Jakarta, CNN Indonesia -- Muhammad Qodari, yang menjabat sebagai Kepala Badan Komunikasi Pemerintah (Bakom) Republik Indonesia, mengungkapkan bahwa Presiden Prabowo Subianto merupakan sosok yang dapat disebut sebagai pemimpin Reformasi Jilid II. Pernyataan ini disampaikan Qodari sebagai tanggapan terhadap sorotan "Reformasi Jilid II" yang muncul dalam aksi demonstrasi yang diikuti oleh ribuan mahasiswa dan masyarakat di Bundaran Hotel Indonesia (HI), Jakarta Pusat, pada hari Jumat, 12 Juni.
“Saya mau letakkan pada konteks yang sesungguhnya.

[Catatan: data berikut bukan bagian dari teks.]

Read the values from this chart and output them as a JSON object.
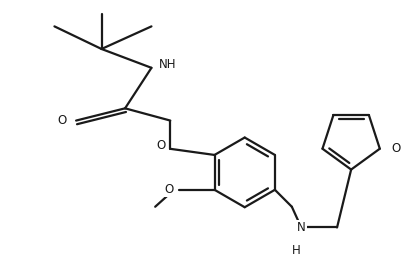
{
  "bg_color": "#ffffff",
  "line_color": "#1a1a1a",
  "line_width": 1.6,
  "font_size": 8.5,
  "figsize": [
    4.15,
    2.57
  ],
  "dpi": 100,
  "xlim": [
    0,
    415
  ],
  "ylim": [
    0,
    257
  ]
}
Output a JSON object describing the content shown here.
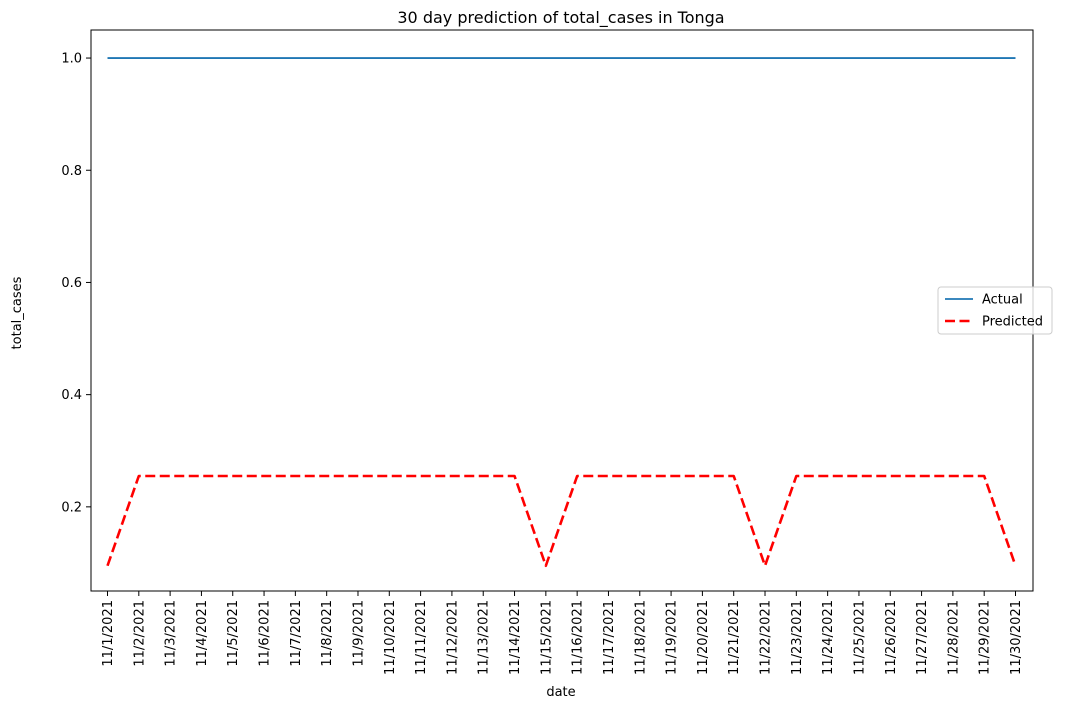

Pak Prabowo itu adalah pemimpin Reformasi Jilid II. Saya ulang ya: Pemimpin Reformasi Jilid II,” tegas Qodari dalam sebuah diskusi di CNNIndonesia TV pada malam hari yang sama.
Reformasi Ekonomi yang Berani
Qodari menjelaskan bahwa penilaian tersebut didasarkan pada langkah-langkah yang diambil oleh Prabowo dalam mereformasi struktur ekonomi Indonesia. Ia menekankan bahwa Prabowo berupaya agar keuntungan ekonomi tidak hanya dinikmati oleh kelompok elit tertentu. “Yang dilakukan pak Prabowo sekarang beliau sedang melakukan reformasi terhadap struktur ekonomi Indonesia; struktur yang selama ini hanya menguntungkan elite saja, struktur yang selama ini memungkinkan elite-elite tertentu untuk membawa lari uang negara. Itu dikoreksi oleh pak Prabowo,” tambahnya.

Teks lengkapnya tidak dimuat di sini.